Arduino backup power supply
The simplest way to connect a emergency backup battery as you describe is by diode ORing. Both the power supply and the battery dump onto the internal power bus thru a diode. Arrange for the power supply to be a bit higher voltage than the battery, and all the current will come from it. For example, if you have a 9 V battery then a 12 V power supply would work fine, assuming that the internal power supply can run the arduino from this whole range of voltages. This is the easy part.
The hard part is occasionally testing the battery while it is not in use. The problem is that you don't want this to run down the battery. One strategy is to use a high resistance divider to get down to the arduino's A/D input range. You could make it high enough so that the little bit of current draw is small enough compared to the battery capacity so that it doesn't matter. However, then you end up with a very high impedence signal which is unsuitable for the A/D input on the processor. You would have to buffer it, which is doable, but adds some complexity.

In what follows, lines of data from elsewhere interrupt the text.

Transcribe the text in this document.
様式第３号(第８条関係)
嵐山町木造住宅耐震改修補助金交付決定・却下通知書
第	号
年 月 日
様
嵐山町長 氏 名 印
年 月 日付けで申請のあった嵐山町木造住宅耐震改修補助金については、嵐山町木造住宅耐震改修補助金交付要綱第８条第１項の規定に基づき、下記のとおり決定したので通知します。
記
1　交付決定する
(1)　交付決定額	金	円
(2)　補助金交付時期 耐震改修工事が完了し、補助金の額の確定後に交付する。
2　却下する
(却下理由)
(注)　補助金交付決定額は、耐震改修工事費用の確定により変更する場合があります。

Another option is to switch the battery tester circuit on when needed. That takes a extra processor output pin, but now you can switch in a more substantial load so that the signal is suitable for the A/D input directly, and also puts enough load on the battery to get a meaningful measurement. You want to load it with a few 10s of mA to see what it can do with a real load, not just sitting there without providing current. Here is one way to do this:
BATT_TEST is driven by a processor digital output. When low, the battery current is off. When high, the battery voltage minus the little saturation voltage of Q2 will be applied accross the R2-R3 divider. This divider brings the voltage into the processor's range, and also loads the battery at the same time. BATTV is suitable to connect directly to a processor A/D input. You only have to turn this on for a few 10s of µs to test the battery. Once a day should be plenty often enough to check a battery that is not being used. 50 mA or so once a day for 100 µs isn't going to impact the life of the battery.